Sometimes the seeming defect is the most important piece of content
I was particularly impressed by the interview of William Keyte by Richard Vobes on the English constitution, and how we are being denied our constitutional right as jurors to judge fact and law as well as guilt. As an artist and creator, I also appreciated Richard’s interview style and presentational aesthetic. So I reached out, and offered to send Richard a copy of my banned book, Open Your Mind to Change. He asked to interview me, and I made one of my rare choices to say “yes”.
Richard has an open mind, so is not interested in pushing his own angle, and lets people tell their tale and perspective, which is refreshing. He is still working his way through the tangled morass of lies and corruption — as are we all — so represents a bridge between those who have been “awake” to the lies for many years, and a wider audience of “recovering normies” who have realised something is seriously amiss and want to learn more. On a long drive yesterday evening I had an opportunity to reflect on the interview, and there are a few nuggets of insight to share.
I take it for granted that we are at war, and have been for a long time. That nature of this fifth-generation war is covert, based on infiltration over invasion, and silent weapons — AI, nanotech, genetics, pharmaceuticals, propaganda, biowarfare, psychotronics, EMF, and more. The people I am around all understand we are at war, because we are actively fighting it as part of a military-civilian alliance. It was only on reflection that I realised that Richard may not yet see it this way, and his audience is likely to be unaware that we are at war, albeit one that is unrecognisable to those raised on WW2 movies and Vietnam, Gulf War, or Iraq TV coverage.
One several occasions I have told the story in public of how my mother and her family were (and still are) Jehovah’s Witnesses, while my father was (and still is) outside of that cult. As the first born I was left to resolve their misalignment, and the power imbalance caused by my uncle getting my mother to break her marriage promise to my father to raise their children as Church of England (which has its own problems, too, of course). I belatedly realised yesterday that this story is about spiritual abuse, which is more subtle than sexual, psychological, emotional, or physical abuse, but causes real damage and leaves lasting scars.
My own spiritual abuse makes me extremely sensitive to cult-like movements pushing “authoritative” narratives with forceful sincerity with unity of belief and absence of dissent. You will not find me in a “revival” church with my arms raised in group worship — it would totally freak me out to lose myself in such a crowd, or feel coerced or shamed for standing still and quietly observing what happens around me. My interview with Richard touched on spiritual matters, and acknowledged that many of us are recovering from abuse from the religious world. There is nothing more egotistical than “rescuing” others in the name of the holy!
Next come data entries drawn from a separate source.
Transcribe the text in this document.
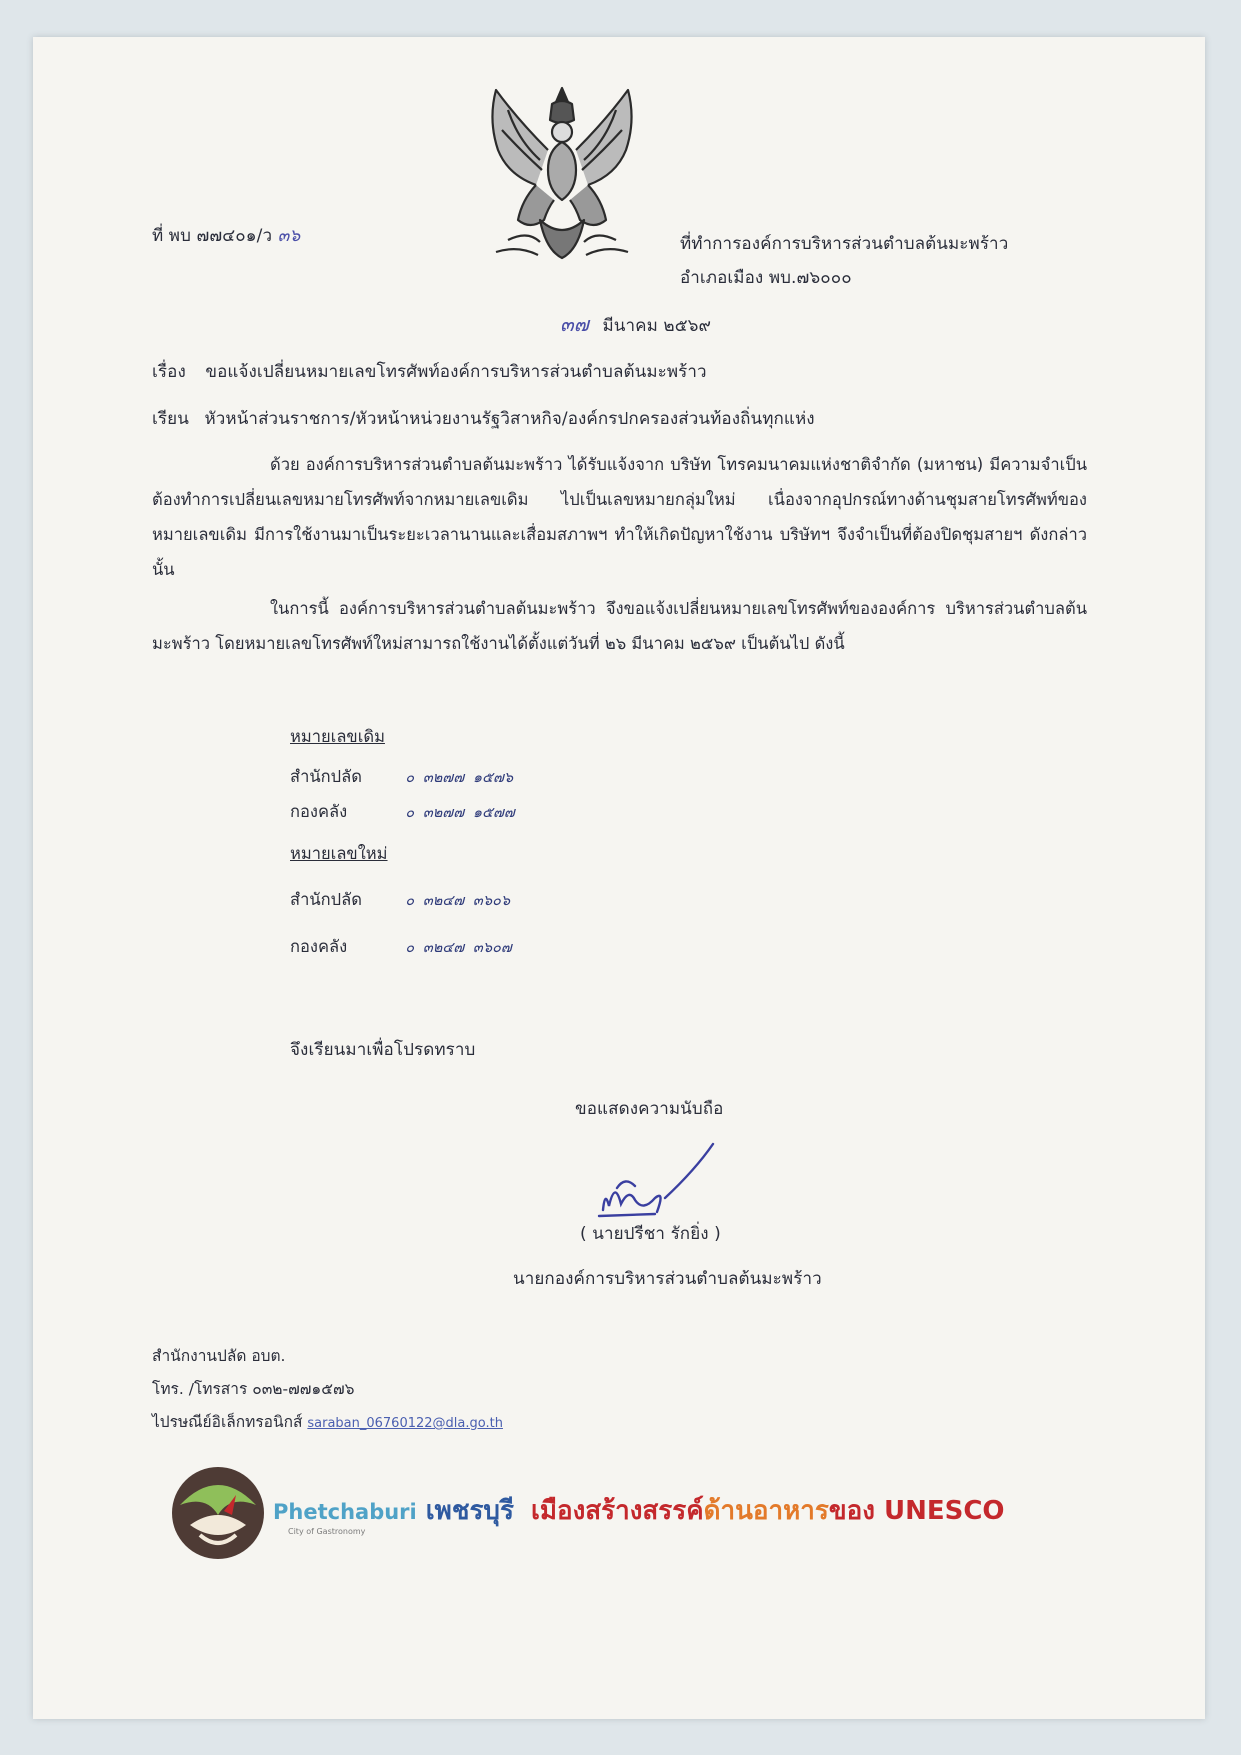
ที่ พบ ๗๗๔๐๑/ว ๓๖	ที่ทำการองค์การบริหารส่วนตำบลต้นมะพร้าว
อำเภอเมือง พบ.๗๖๐๐๐
๓๗ มีนาคม ๒๕๖๙
เรื่อง ขอแจ้งเปลี่ยนหมายเลขโทรศัพท์องค์การบริหารส่วนตำบลต้นมะพร้าว
เรียน หัวหน้าส่วนราชการ/หัวหน้าหน่วยงานรัฐวิสาหกิจ/องค์กรปกครองส่วนท้องถิ่นทุกแห่ง
ด้วย องค์การบริหารส่วนตำบลต้นมะพร้าว ได้รับแจ้งจาก บริษัท โทรคมนาคมแห่งชาติจำกัด (มหาชน) มีความจำเป็นต้องทำการเปลี่ยนเลขหมายโทรศัพท์จากหมายเลขเดิม ไปเป็นเลขหมายกลุ่มใหม่ เนื่องจากอุปกรณ์ทางด้านชุมสายโทรศัพท์ของหมายเลขเดิม มีการใช้งานมาเป็นระยะเวลานานและเสื่อมสภาพฯ ทำให้เกิดปัญหาใช้งาน บริษัทฯ จึงจำเป็นที่ต้องปิดชุมสายฯ ดังกล่าว นั้น
ในการนี้ องค์การบริหารส่วนตำบลต้นมะพร้าว จึงขอแจ้งเปลี่ยนหมายเลขโทรศัพท์ขององค์การ บริหารส่วนตำบลต้นมะพร้าว โดยหมายเลขโทรศัพท์ใหม่สามารถใช้งานได้ตั้งแต่วันที่ ๒๖ มีนาคม ๒๕๖๙ เป็นต้นไป ดังนี้
หมายเลขเดิม
สำนักปลัด	๐ ๓๒๗๗ ๑๕๗๖
กองคลัง	๐ ๓๒๗๗ ๑๕๗๗
หมายเลขใหม่
สำนักปลัด	๐ ๓๒๔๗ ๓๖๐๖
กองคลัง	๐ ๓๒๔๗ ๓๖๐๗
จึงเรียนมาเพื่อโปรดทราบ
ขอแสดงความนับถือ
( นายปรีชา รักยิ่ง )
นายกองค์การบริหารส่วนตำบลต้นมะพร้าว
สำนักงานปลัด อบต.
โทร. /โทรสาร ๐๓๒-๗๗๑๕๗๖
ไปรษณีย์อิเล็กทรอนิกส์ saraban_06760122@dla.go.th
Phetchaburi เพชรบุรี เมืองสร้างสรรค์ด้านอาหารของ UNESCO
City of Gastronomy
There is one tiny moment in the middle of the video that felt like a defect that the time, but on reflection is perhaps the most important part. Richard had said that he was beginning the recording after our initial “off air” chitchat, but I realised that i had not seen the message in Zoom that recording had been turned on, and there was no “red dot” for the session being recorded. So I stopped to ask if Richard was actually recording it, as there was no point in going on if not. He reassured me that he was, as it wasn’t being recorded using Zoom itself.
We unpacked this a little once the call was over. I have done quite a lot of interviews over the years using Zoom, whereas Richard always uses a separate video capture for all his interviews, so he can switch camera perspectives in a way Zoom does not support. Therefore when I paused the interview to check if he was recording, it was a little discombobulating for him as he lacked the same context and perspective. Only afterwards could I help him see where I was coming from and why.
At the time I felt a little awkward and embarrassed, especially as I had lost my train of thought regarding the actual question he had just asked. But on deeper reflection I realised that this moment is actually the “gem” in this interview. My expectation of a “red dot” to indicate recording was misaligned to his experience that “red dots don’t exist”. It is symbolic of the wider struggle we have over aligning our contexts (interviewer who controls tech vs interviewee who does not) so that we don’t have those jarring moments when different senses of what is “real” collide.
Bringing together our being at war, my spiritual abuse, and the “red dot” incident we can see the wider challenge: to have a shared understanding via common assumptions, language, and perspective. The temptation is to focus everything on the “substance” of the content, attempting to inform and persuade, and we end up missing these matters of disjoint framing. When I mentioned the “Q drops” I just took it for granted that everyone intelligent and with an open mind already knows about them. It was a surprise to me in the moment that Richard was unaware of them, but now I can see we all have our own learning journeys.
Jiddu Krishnamurti said that “truth is a pathless land”, and that we each arrive at it in our own way. My expectation of a “red dot” and Richard’s expectation of “no red dot” were equally valid takes on the same underlying reality. Much of the vehement and even violent discussion that goes on about world affairs is an attempt to force your own perspective onto the other. But the real challenge is to surface the limitations of our own isolated context, and build a wider framing that encompasses all. Growth of understanding comes from alignment via synthesis of a wider vision, not domination from damnation of the other’s perspective.